Hatırlayabildiğim en küçük yaşlarımda çizilmiş ve basılmış her tür matbuatın içine düşerdim! Kitaplarla dolu bir evde büyüdüm. Çok gazete giren, dergilerin izlendiği, ansiklopedi fasiküllerinin alındığı bir ev ve hediye olarak genellikle kitap verilen bir çocuk… Okumak kadar bakmak içindi kitaplar benim için. Kitap kapakları, çizgi romanlar, gazete karikatürleri, okul kitaplarındaki resimler… Çizerin ismini hep önemsediğini hatırlıyorum. O harika masal kitabının gözümü alamadığım prenses çizimini kim yapmış, tatil kitabının kapağındaki o köy resmini çizen kim… Çoğu kez, roman kapaklarını çizenin bile adını yazmazlardı künyeye. Ama ben o bilinmeyen kişiye hayranlık duyardım. İyi tablo yapandan çok yayımlanmış bir resim çizenlerdi merak ettiklerim. Ve galiba onlardan biri olmaya çok özeniyordum! Denilebilir ki tüm fırsatlarda da durmadan çiziyordum. Okulda en sevdiğim derslerdendi resim dersi. Yetenekli olduğum da söylenirdi. Ama tabii çizmek, boyamak bir meslek olamazdı! Belki en iyi ihtimal resim öğretmeni olunurdu. Ama başarılı öğrencilerin kaderi gereği ben de önce tıp fakültesi bitirdim. Doktor olarak çalıştığım ilk yıl da yeniden sınava girip güzel sanatlar fakültesi grafik bölümünü kazandım. Tıp eğitimi boyunca, sık sık okula gitmez, evde resim yapardım! İnsanlara baskı yoluyla çoğaltılıp ulaştırılan afişler, kartpostallar, kitap kapakları ve resimli kitaplar yapmaktı hayalim. Bir ölçüde gerçek oldu.
2.Çizer kitaba nasıl hazırlanır?
Ben öyküyü yazarak hazırlanıyorum. Genellikle yazarken görsellerin de eskizlerini çiziyorum. Bazen de çizmek istediğim mekânlar ya da kahramanların öyküsünü kurgulamaya çalışıyorum. Sözcüklerle hep iç içe benim gözümde uçuşan görseller. Ve aynı zamanda sayfaları da, kapağı da, bir bütün olarak kitabı tasarlamaya çalışıyorum.
3.Çizimlerinizi yaparken yazar ile nasıl diyaloglar gelişiyor aranızda?

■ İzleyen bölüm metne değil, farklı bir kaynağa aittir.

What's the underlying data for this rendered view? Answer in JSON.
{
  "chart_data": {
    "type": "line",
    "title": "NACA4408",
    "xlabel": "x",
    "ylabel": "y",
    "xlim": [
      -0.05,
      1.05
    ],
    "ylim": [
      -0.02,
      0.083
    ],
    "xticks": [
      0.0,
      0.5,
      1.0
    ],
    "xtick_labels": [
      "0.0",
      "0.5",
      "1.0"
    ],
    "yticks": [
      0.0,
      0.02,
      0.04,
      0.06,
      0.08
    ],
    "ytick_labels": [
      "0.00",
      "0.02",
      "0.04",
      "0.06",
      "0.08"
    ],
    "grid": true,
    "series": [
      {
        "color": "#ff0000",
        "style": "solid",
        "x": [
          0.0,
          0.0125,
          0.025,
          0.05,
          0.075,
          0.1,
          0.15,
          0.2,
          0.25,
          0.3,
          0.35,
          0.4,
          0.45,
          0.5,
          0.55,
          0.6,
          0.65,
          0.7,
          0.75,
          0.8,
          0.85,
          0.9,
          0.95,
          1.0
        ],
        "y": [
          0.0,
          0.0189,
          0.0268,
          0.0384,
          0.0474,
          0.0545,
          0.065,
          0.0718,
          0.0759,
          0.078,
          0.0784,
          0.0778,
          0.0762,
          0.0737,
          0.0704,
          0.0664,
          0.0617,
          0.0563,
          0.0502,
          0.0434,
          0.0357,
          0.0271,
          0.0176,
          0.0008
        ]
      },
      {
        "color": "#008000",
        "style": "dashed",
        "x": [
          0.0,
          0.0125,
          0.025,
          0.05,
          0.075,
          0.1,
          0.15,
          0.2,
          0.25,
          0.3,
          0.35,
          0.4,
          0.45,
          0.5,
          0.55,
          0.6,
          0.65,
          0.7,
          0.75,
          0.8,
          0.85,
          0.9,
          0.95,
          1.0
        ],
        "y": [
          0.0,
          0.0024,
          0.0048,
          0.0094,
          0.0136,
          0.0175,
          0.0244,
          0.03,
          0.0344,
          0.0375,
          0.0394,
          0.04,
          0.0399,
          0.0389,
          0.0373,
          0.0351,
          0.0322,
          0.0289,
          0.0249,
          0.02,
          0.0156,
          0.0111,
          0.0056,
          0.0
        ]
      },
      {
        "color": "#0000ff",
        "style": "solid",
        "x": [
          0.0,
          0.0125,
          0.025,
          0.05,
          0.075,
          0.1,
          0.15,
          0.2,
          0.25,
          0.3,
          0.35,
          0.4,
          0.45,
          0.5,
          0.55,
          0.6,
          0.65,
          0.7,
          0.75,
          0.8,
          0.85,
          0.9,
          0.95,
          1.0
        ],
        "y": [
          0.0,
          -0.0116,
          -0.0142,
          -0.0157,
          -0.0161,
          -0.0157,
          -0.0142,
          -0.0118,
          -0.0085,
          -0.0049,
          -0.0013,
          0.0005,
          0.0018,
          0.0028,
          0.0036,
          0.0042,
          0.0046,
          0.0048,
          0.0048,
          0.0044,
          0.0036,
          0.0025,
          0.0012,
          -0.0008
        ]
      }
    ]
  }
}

Yukarıda açıklamaya çalıştığım gibi, ‘yazar’la aramız iyi! Yakın temas halinde çalışıyoruz! Espri bir yana, çok sevdiğim öykü olursa, bir yazar arkadaşımla birlikte çalışma deneyimi yaşamak da istiyorum samimiyetle.
4.Sanatınızı/çizimlerinizi beslemek için neler yapıyorsunuz?
Yaşadığım hayatı yaşamaya devam ediyorum tadını çıkarmaya çalışarak. Doğaya yakın olmak, bol bol gezmek, çok film seyretmek, animasyonları izlemek, resimli kitapları yakından takip etmek, olabildiği kadar çok çizerin ama özellikle çocuk çizerlerinin işlerini görmeye çalışmak yalnızca çizerliğimi değil yaşamımı da besliyor zaten. Bir de her yeni çalışmada kendim için çıtayı biraz daha yükseltmeye çabalamak. Sonsuz bir yolculuk bu bence.
5. Bir kitabın rafta yerini alana kadar geçirdiği mutfak sürecini çizer cephesinden anlatır mısınız?
Şimdiye dek hep yazılmış, çizilmiş ve tüm sayfa, kapak tasarımı da yapılmış şekilde yayınevlerine başvurdum. Kitap kabul edilirse, metin üzerinde çalışılır editörle. Yayınevinin hazırlıkları tamamlanınca da basılır.